The world is not keeping up with its commitments under the Paris Agreement, and the commitments are not keeping up with changing climate. The countries of Central Asia are planning for the next 26th UNFCCC Conference of the Parties in Glasgow, and have the opportunity to show up with new, more ambitious nationally determined contributions and equipped with a portfolio of climate project proposals for investors. The contributors of this report hope it helps the region expand its vision of what climate financing is and achieve a new level of planning for climate investments, and equally hope it helps traditional and new donors see Central Asia’s potential to take climate action and to invest further resources in the region.

Through a rigorous approach to assessing the climate benefits of projects, analysts can capture and present climate activities and progress in a balanced picture that can help the countries set their climate priorities and determine where to invest. The results are likely to open eyes to the significant potential of the private sector to support climate initiatives, and may lead to more governmental incentives for renewable energy and other climate projects at a range of scales. Policymakers in the region may also discover how much hydrometeorological services contribute to progress on climate change, and the extent to which local efforts at afforestation add up to significant contributions. Governments can support these already existing domestic efforts, and other similar domestic work to great effect, but they have to understand them first.

A rigorous approach to assessing the climate costs of projects is also likely to help clarify climate priorities. When ambitious plans for investments in coal and cement collide with ambitious plans for clean energy, the analysis of costs and benefits can help policymakers determine a balanced course of action. An ongoing comprehensive assessment of the climate relevance of projects and programmes can provide an understanding of how and why to support the decoupling of the economy and the environment so that the economy can grow without a corresponding environmental cost. The knowledge of the distribution of climate-relevant investments can also help policymakers identify areas that need more support.

This approach implicitly encourages a transformation in the way governments think about climate finance.
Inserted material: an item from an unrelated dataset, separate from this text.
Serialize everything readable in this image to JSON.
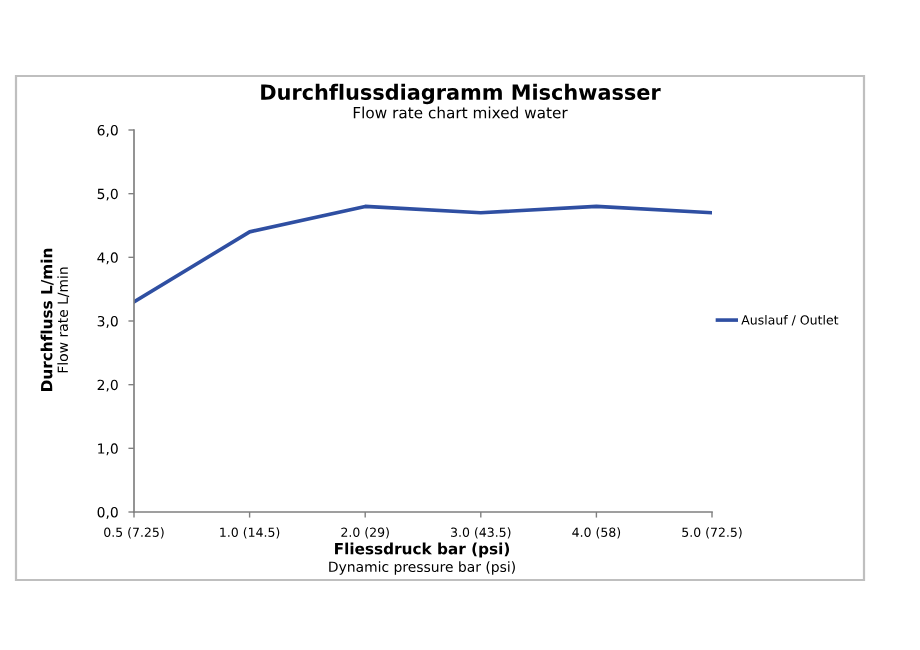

By counting the climate-related financing in a credible manner, governments position themselves to know how to imagine and propose co-financing of large global climate fund projects. They can also demonstrate to potential investors that they understand their own particular situation. The knowledge that comes from this approach opens up possibilities for developing rationales for climate activities through government actions — the imposition of regulatory requirements on mining operations to ensure climate safety at high elevations, for example. Large state-owned companies could demonstrate the value of investing in climate activities as an example that others may follow — sponsoring decentralized afforestation projects is one current example.
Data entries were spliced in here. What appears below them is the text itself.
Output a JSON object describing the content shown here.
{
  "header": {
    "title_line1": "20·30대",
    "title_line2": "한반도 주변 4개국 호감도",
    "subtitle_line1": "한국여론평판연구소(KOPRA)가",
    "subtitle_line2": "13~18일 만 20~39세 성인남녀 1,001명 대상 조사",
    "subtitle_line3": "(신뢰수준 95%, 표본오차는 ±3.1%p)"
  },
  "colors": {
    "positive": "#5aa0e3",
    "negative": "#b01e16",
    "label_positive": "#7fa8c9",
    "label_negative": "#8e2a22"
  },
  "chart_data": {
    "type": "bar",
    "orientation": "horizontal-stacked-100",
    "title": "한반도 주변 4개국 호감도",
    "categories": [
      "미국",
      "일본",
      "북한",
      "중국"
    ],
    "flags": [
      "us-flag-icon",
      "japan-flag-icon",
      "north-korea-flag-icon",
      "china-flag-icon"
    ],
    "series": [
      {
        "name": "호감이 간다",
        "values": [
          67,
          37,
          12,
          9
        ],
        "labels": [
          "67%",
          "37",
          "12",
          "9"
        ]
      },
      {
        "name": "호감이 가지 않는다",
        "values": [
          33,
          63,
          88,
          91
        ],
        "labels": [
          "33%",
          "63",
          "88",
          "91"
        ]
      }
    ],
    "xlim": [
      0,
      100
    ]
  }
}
Finally, the knowledge developed in a comprehensive analysis of climate activities can inform the development of insurance programmes. By one estimate the average annual losses to disasters in Central Asia is $10 billion (GFDRR). The region does not even have adequate coverage available for severe weather events, much less long-term threats from droughts and other climate-related perils. The analysis of expenditures attributed to climate activities may help insurers understand the terminology and dynamics of climate risks sufficiently to make the calculations necessary to offer improved and expanded coverage.